Scorpiopsis rhodoglauca

Scientific classification
- Domain: Eukaryota
- Kingdom: Animalia
- Phylum: Arthropoda
- Class: Insecta
- Order: Lepidoptera
- Family: Depressariidae
- Genus: Scorpiopsis
- Species: S. rhodoglauca
- Binomial name: Scorpiopsis rhodoglauca Meyrick, 1930

= Scorpiopsis rhodoglauca =

- Authority: Meyrick, 1930

Species of moth

Scorpiopsis rhodoglauca is a moth in the family Depressariidae. It was described by Edward Meyrick in 1930. It is found in Australia, where it has been recorded from Queensland.

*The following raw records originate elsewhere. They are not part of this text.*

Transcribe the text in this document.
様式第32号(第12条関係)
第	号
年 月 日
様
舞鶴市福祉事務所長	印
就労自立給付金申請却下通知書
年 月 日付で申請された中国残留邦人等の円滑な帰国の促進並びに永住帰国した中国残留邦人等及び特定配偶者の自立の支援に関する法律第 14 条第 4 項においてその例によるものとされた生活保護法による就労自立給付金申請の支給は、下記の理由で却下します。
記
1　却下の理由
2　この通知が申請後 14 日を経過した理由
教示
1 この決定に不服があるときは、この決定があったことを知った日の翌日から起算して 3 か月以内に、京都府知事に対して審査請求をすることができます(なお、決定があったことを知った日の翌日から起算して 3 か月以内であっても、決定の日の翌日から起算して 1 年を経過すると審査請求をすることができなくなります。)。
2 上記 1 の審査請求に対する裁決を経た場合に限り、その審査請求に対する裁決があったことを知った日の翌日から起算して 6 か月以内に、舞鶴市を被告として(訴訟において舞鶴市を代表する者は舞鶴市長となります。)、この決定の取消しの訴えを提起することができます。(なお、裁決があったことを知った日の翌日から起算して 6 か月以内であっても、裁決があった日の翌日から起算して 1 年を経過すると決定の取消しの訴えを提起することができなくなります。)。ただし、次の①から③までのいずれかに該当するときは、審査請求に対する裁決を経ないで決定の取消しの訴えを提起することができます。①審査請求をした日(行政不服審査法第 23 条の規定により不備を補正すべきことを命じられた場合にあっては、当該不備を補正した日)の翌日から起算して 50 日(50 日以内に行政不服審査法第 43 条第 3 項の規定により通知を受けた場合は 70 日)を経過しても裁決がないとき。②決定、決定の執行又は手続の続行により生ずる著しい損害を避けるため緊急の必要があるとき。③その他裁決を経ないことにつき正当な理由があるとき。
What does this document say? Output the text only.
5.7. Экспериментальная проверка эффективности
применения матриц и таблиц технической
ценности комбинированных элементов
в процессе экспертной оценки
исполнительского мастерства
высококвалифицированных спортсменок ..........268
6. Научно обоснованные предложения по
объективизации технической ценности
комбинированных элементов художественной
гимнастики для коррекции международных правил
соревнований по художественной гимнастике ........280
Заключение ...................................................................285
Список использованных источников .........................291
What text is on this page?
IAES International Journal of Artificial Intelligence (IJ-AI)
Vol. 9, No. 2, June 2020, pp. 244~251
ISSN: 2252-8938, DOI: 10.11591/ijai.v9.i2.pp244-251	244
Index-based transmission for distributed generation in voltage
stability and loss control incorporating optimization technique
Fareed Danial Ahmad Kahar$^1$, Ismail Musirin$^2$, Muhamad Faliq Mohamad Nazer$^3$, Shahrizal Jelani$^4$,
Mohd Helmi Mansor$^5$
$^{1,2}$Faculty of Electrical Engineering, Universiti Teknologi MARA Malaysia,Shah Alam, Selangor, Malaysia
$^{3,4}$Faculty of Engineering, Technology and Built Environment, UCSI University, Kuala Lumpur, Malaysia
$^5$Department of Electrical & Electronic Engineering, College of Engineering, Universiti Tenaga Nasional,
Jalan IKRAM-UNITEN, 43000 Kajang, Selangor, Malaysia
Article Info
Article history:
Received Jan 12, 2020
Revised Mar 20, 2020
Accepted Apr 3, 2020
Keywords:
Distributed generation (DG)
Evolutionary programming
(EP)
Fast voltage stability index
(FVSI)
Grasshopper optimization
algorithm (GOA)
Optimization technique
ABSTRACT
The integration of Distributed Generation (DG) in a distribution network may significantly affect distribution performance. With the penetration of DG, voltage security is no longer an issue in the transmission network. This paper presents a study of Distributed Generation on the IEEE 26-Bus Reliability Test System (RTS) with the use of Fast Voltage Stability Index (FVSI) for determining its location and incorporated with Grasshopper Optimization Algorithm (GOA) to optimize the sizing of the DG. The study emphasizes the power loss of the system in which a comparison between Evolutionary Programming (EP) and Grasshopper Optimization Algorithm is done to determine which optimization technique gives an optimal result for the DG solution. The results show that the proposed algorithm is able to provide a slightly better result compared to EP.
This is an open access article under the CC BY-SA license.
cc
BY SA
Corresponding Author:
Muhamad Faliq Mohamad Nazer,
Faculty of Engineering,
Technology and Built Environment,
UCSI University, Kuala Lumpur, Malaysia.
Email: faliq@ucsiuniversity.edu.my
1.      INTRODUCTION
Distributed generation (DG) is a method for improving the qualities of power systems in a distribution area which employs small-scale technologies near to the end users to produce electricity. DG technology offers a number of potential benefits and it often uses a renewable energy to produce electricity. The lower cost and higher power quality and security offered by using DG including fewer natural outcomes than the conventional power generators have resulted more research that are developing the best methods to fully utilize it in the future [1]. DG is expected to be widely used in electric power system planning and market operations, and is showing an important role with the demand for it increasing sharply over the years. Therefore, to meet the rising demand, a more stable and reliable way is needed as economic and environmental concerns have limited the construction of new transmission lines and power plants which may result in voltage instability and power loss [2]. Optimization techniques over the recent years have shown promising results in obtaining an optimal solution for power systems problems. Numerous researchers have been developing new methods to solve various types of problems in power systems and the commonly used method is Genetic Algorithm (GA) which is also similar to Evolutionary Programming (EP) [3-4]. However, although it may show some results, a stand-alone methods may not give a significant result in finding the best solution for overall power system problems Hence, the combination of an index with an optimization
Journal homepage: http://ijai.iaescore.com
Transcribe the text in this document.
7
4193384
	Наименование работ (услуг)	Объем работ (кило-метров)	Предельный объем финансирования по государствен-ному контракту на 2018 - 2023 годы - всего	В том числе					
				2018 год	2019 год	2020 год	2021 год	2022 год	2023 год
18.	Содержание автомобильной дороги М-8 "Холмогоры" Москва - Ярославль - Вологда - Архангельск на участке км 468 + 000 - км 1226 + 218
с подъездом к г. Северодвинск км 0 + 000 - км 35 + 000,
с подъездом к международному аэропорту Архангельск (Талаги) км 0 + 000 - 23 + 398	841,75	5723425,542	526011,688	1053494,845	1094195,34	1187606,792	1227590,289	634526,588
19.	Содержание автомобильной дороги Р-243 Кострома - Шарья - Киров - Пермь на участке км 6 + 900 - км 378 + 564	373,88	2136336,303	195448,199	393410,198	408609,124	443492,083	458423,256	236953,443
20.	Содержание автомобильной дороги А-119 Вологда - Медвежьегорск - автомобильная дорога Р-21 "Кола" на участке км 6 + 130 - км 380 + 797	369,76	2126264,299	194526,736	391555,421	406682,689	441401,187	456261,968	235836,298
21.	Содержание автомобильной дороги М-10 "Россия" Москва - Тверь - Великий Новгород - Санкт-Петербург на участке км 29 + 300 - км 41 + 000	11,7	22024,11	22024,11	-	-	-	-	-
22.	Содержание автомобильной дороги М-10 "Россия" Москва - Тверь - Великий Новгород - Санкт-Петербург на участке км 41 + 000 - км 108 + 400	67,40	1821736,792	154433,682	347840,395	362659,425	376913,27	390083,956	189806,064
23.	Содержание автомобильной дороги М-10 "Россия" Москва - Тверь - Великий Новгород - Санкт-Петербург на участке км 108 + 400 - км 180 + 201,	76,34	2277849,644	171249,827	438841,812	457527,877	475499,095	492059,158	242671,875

The wingspan is about 23 mm. The forewings are crimson, with numerous small pale yellow spots arranged in series. The costal edge is crimson, beneath this a narrow dark grey streak throughout continued around the termen to the tornus. There is a small dark grey spot on the dorsum at two-fifths, from which some slight grey suffusion runs to the dark grey second discal stigma. There is also a curved fascia of grey suffusion tending to be broken into streaks from two-thirds of the costa to the dorsum before the tornus. The hindwings are whitish, suffused light rosy pink except towards the base, with the basal hairs tinged ochreous.